Self-Help for the Elderly


At the age of 60 when most people do not choose to make a major life change, Fung Hing Chu Lee and her husband emigrated from Hong Kong to the United States to be with their daughter and grandchildren. This was in November 1997; a time that was very difficult for elderly immigrants to start a new life in the United States due to welfare reform, nonetheless, Mrs. Lee was optimistic.

When she came to this country, Mrs. Lee did not know English and was unfamiliar with the American way of life. It took some time to get adjusted and she soon recognized the importance of becoming a United States citizen. In March 1999, she enrolled in Self-Help for the Elderly's basic ESL/Citizenship class held in Visitation Valley, a remote neighborhood in the southern part of San Francisco, isolated from many services yet with a growing immigrant community.

While living in Hong Kong, Mrs. Lee had worked as a primary school teacher for thirty-eight years, stopping only because she had reached retirement age. After having spent so many years standing in front of a class, she was now changing her role and becoming a dedicated student.

For more than four years, Mrs. Lee attended classes regularly and studied hard to pass her naturalization exam and become a United States citizen. She was a good student, rapidly promoted through all three levels of classes offered at the site. Her involvement with adult education did not stop there, as she realized that she could do more.

Mrs. Lee had developed a good relationship with her instructor, Martin Ko, and admired him for his teaching abilities. While being his student, she was inspired to teach again but knew that her English was not good enough. Working with her instructor, the two of them came up with an idea. A person who is aged 50 or older and has lived in the United States for over twenty years can take the naturalization exam in his or her native language. San Francisco has many such older immigrants who have spent most of their lives working and raising their families, without the time or resources to study. Although now they are older and have more time, they are still hesitant to enroll in an adult education program because of their limited English and education. Mrs. Lee became a volunteer teacher, creating a program that met a true need in community.

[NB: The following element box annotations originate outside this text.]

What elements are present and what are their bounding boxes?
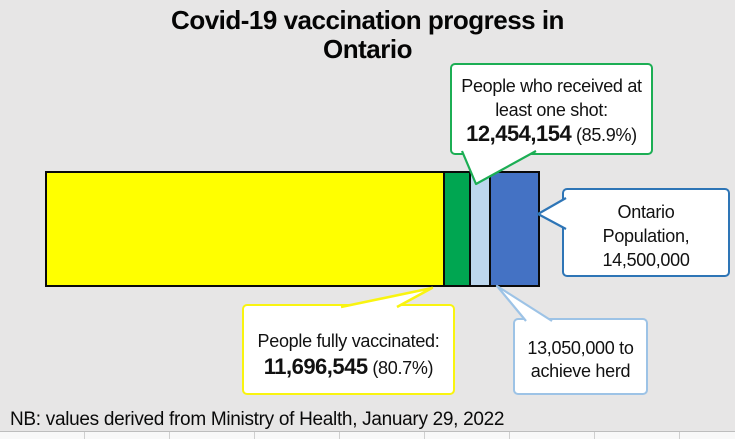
chart-title-line-1: Covid-19 vaccination progress in	[171, 5, 564, 35]
herd-callout-tail	[495, 284, 553, 322]
vaccination-progress-bar	[45, 171, 540, 287]
bar-segment-one-shot	[443, 173, 469, 285]
callout-fully-value-line: 11,696,545 (80.7%)	[244, 354, 453, 381]
bar-segment-herd-threshold	[469, 173, 489, 285]
callout-population-line-1: Ontario	[617, 202, 675, 222]
fully-vaccinated-count: 11,696,545	[263, 354, 368, 379]
chart-title-line-2: Ontario	[323, 34, 412, 64]
source-note: NB: values derived from Ministry of Heal…	[10, 409, 505, 430]
callout-fully-vaccinated: People fully vaccinated: 11,696,545 (80.…	[242, 304, 455, 395]
callout-ontario-population: Ontario Population, 14,500,000	[562, 188, 730, 277]
callout-one-shot-value-line: 12,454,154 (85.9%)	[452, 122, 651, 147]
bar-segment-fully-vaccinated	[47, 173, 443, 285]
callout-population-line-3: 14,500,000	[602, 250, 690, 270]
chart-title: Covid-19 vaccination progress in Ontario	[0, 6, 735, 64]
callout-fully-line-1: People fully vaccinated:	[257, 331, 440, 351]
fully-vaccinated-percent: (80.7%)	[372, 358, 434, 378]
callout-one-shot: People who received at least one shot: 1…	[450, 63, 653, 155]
callout-herd-line-1: 13,050,000 to	[527, 338, 634, 358]
one-shot-count: 12,454,154	[466, 121, 572, 146]
one-shot-percent: (85.9%)	[575, 125, 637, 145]
callout-one-shot-line-1: People who received at	[461, 76, 642, 96]
callout-herd-immunity: 13,050,000 to achieve herd	[513, 318, 648, 395]
callout-one-shot-line-2: least one shot:	[495, 100, 608, 120]
callout-herd-line-2: achieve herd	[530, 361, 631, 381]
spreadsheet-row-edge	[0, 431, 735, 439]
callout-population-line-2: Population,	[602, 226, 690, 246]
bar-segment-population	[489, 173, 538, 285]
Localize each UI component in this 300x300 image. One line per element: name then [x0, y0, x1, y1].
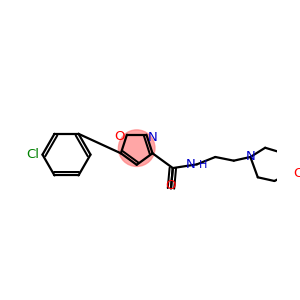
Text: Cl: Cl	[26, 148, 39, 161]
Text: O: O	[166, 179, 176, 192]
Text: O: O	[115, 130, 125, 143]
Circle shape	[118, 130, 155, 167]
Text: O: O	[293, 167, 300, 180]
Text: H: H	[199, 160, 207, 170]
Text: N: N	[245, 151, 255, 164]
Text: N: N	[147, 131, 157, 144]
Text: N: N	[186, 158, 196, 171]
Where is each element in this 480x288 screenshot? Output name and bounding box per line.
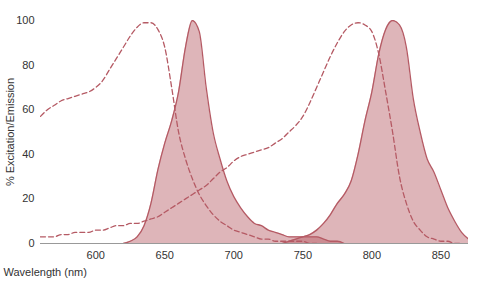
svg-text:600: 600 [87, 249, 105, 261]
svg-text:0: 0 [28, 237, 34, 249]
svg-text:750: 750 [294, 249, 312, 261]
svg-text:% Excitation/Emission: % Excitation/Emission [4, 78, 16, 186]
svg-text:650: 650 [156, 249, 174, 261]
svg-text:850: 850 [432, 249, 450, 261]
svg-text:Wavelength (nm): Wavelength (nm) [4, 266, 87, 278]
svg-text:700: 700 [225, 249, 243, 261]
svg-text:40: 40 [22, 148, 34, 160]
svg-text:800: 800 [363, 249, 381, 261]
svg-text:80: 80 [22, 59, 34, 71]
svg-text:100: 100 [16, 14, 34, 26]
svg-text:20: 20 [22, 192, 34, 204]
svg-text:60: 60 [22, 103, 34, 115]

Although she was teaching primarily in Chinese, she was teaching her students many of the same lessons that she was learning from her instructor. The students were learning American history, basic English skills, and life skills. As her students became citizens and gained a sense of renewed confidence in themselves, they identified other opportunities to continue to study ESL. Not only did Mrs. Lee's students not speak English when they entered her class, but many were illiterate in their native language and had little or no formal education. For some of these older adults, this class showed that it is possible to go back to school or even to go to school for the first time as an adult.
Mrs. Lee was leading a busy life. Her time was occupied with teaching, attending class, studying, and caring for her husband and grandchildren. Her hard work paid off in July 2003 when she passed her naturalization exam and became a United States citizen. Now that she did not need to spend time attending class and studying, Mrs. Lee offered to teach an additional two citizenship classes as the interest and need in the community had grown.

Mrs. Lee wants to continue to share her experience and knowledge with others and to help them accomplish their goals and become active in the community. She feels strongly about helping people, especially seniors and new immigrants who can get lost in a new life and new culture. She credits the time she spent as an adult education student as the factor that motivated her to once again teach in front of a class in a new country.